Trenes

Cuando por el sistema de megafonía del tren se anuncia la parada de Chamartín, mi situación ya es bastante comprometida. Apenas logro contener la enorme chaqueta plegada sobre mis rodillas, mientras lucho por evitar que el paraguas, que no he abierto y que con toda probabilidad acarrearé inútilmente durante todo el día de un lado para otro, caiga al suelo, o que algún extremo de la bufanda desborde por los laterales de mi cuerpo y se desparrame sobre la persona que viaja a mi lado. Encima de todo ello, en precario equilibrio, el voluminoso libro que estoy leyendo, que mantengo abierto por la mitad con una mano, y entre las piernas, el maletín del portátil, con la correa extendida desafiante en el suelo hacia el asiento delantero, que permanece vacío desde Atocha. A pesar de todo, mantengo bajo control tanto la estructura como el ansioso estado anímico que me provoca. Al detenernos en la estación, al otro lado del ventanal, la luz tímida de la mañana sobre los andenes crea marcados contraluces, como en una imagen a la que se le ha aplicado demasiado contraste. Algunas personas se mueven con lentitud acompañando al tren en su movimiento, como si persiguieran una puerta escogida de antemano, que se abrirá poco después con un molesto pitido.

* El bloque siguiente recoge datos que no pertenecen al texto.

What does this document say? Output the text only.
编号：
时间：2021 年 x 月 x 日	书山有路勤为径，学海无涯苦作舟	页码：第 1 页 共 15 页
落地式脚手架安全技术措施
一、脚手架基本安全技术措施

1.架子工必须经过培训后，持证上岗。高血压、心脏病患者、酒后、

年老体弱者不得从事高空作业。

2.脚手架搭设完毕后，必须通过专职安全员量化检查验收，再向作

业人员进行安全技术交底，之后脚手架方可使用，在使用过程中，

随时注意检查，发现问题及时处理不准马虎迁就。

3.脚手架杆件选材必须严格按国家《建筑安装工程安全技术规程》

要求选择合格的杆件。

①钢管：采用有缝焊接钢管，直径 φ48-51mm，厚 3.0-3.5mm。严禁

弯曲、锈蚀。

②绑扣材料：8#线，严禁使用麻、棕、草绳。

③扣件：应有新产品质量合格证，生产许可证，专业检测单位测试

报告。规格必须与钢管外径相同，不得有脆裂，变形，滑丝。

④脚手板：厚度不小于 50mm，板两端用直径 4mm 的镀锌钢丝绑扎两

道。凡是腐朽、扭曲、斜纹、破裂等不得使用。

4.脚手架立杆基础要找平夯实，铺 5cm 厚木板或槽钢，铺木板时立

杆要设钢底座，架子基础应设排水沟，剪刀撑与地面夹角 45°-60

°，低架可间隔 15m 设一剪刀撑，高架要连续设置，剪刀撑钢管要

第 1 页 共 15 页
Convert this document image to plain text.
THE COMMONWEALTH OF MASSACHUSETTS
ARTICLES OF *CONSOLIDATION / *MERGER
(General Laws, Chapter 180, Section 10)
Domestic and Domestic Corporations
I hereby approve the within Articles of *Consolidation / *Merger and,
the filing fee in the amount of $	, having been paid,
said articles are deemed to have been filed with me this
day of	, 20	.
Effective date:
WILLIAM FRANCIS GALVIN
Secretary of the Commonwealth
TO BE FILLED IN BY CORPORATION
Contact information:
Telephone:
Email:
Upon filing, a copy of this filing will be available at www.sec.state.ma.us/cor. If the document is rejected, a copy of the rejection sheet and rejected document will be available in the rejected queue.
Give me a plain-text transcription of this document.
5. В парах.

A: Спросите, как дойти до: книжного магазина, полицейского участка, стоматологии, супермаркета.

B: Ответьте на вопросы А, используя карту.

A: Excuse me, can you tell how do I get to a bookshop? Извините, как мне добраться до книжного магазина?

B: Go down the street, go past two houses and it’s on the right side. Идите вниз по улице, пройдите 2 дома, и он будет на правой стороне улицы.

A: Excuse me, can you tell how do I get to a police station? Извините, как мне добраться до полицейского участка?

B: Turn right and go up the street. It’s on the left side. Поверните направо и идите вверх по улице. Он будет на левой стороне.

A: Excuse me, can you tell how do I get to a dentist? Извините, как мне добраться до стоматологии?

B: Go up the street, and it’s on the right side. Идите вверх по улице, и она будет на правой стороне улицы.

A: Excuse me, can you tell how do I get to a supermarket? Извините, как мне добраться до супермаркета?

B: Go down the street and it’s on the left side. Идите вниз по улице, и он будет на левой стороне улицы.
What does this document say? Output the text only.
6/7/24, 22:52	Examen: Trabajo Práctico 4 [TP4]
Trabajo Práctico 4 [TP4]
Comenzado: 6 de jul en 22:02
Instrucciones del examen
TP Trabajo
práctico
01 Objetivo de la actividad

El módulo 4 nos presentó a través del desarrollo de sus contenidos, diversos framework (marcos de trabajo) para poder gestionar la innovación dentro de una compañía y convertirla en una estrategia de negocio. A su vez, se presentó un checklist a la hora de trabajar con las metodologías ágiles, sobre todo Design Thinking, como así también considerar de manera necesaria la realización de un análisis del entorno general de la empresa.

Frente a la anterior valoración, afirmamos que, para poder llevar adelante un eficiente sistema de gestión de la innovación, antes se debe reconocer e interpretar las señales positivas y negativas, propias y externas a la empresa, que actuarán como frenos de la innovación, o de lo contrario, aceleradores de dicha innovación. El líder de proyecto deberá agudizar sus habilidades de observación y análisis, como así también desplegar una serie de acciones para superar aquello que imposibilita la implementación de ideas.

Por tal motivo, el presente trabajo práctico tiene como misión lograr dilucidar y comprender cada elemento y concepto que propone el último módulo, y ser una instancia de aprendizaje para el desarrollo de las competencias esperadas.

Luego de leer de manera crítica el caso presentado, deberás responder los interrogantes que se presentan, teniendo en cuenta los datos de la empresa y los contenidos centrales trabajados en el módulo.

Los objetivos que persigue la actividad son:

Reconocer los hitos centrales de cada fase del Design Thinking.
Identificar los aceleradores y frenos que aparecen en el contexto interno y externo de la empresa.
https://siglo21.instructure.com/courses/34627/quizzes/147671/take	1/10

Para mi desconsuelo, dos personas vienen a ocupar los asientos frente a mí. Un chico joven, cargado con una mochila vieja y roída y apariencia de haberse trasladado al presente desde un mitin sindicalista de los años ochenta (cazadora marrón descolorida y abombada, pantalones grises casi blancos y un pelo rizado similar a una permanente), y una señora mayor, cargada con dos grandes bolsas de plástico llenas de pequeñas cajas de cartón. Ambos apresuran a poner sus bártulos entre las piernas, ella ocupando parte del pasillo, mientras yo trato de recoger con el pie la correa del maletín y meterla debajo de mi asiento. La maniobra de encaje, coordinada pero individual, nos lleva apenas unos segundos, y cuando nos ponemos de nuevo en marcha, es como si todos nosotros y nuestras cargas fuéramos polvo lunar que tras el movimiento se ha aposentado de nuevo en el lugar que le corresponde.

Todo comienza poco después de dejar atrás la estación. En el breve trayecto a mi destino regresan a mi pecho como losas las implicaciones inherentes al cargamento que llevo conmigo: dónde guardar el libro, cómo coger el maletín, inalcanzable desde mi posición actual, si la mujer se echará a un lado para dejarme pasar o si se negará a moverse, cómo agarraré la chaqueta y me pondré en pie o si al frenar la inercia hará que me desplome sobre el sindicalista venido del pasado. El proceso mental, improductivo pero inevitable, se muestra como una metamorfosis que me fusiona con el asiento en una única pieza de plástico y metal y carne y hueso, y cuyo resultado final se hace patente un instante antes de ponerme en pie, incapaz de hacer el menor movimiento, de mover un solo músculo, como si con mi cuerpo tuviese que mover el resto del vagón. Dura solo un mínimo fragmento de un segundo, pero uno absolutamente real, en el que el cansancio y la apatía se abaten sobre mí y me invitan a desistir y continuar el trayecto hasta la siguiente estación o cualquiera más allá, y esa opción se presenta como una revelación, como la salida que estoy esperando. Entonces, movidos por una fuerza invisible, la carne y el hueso se liberan del plástico y el metal, y mi cuerpo se pone en pie, todavía sorprendido de su autonomía, en el reducido espacio destinado a mis piernas, y agotado aún pero satisfecho, salgo al pasillo y bajo al andén, donde dejo que el aire frío de la mañana llene mis pulmones.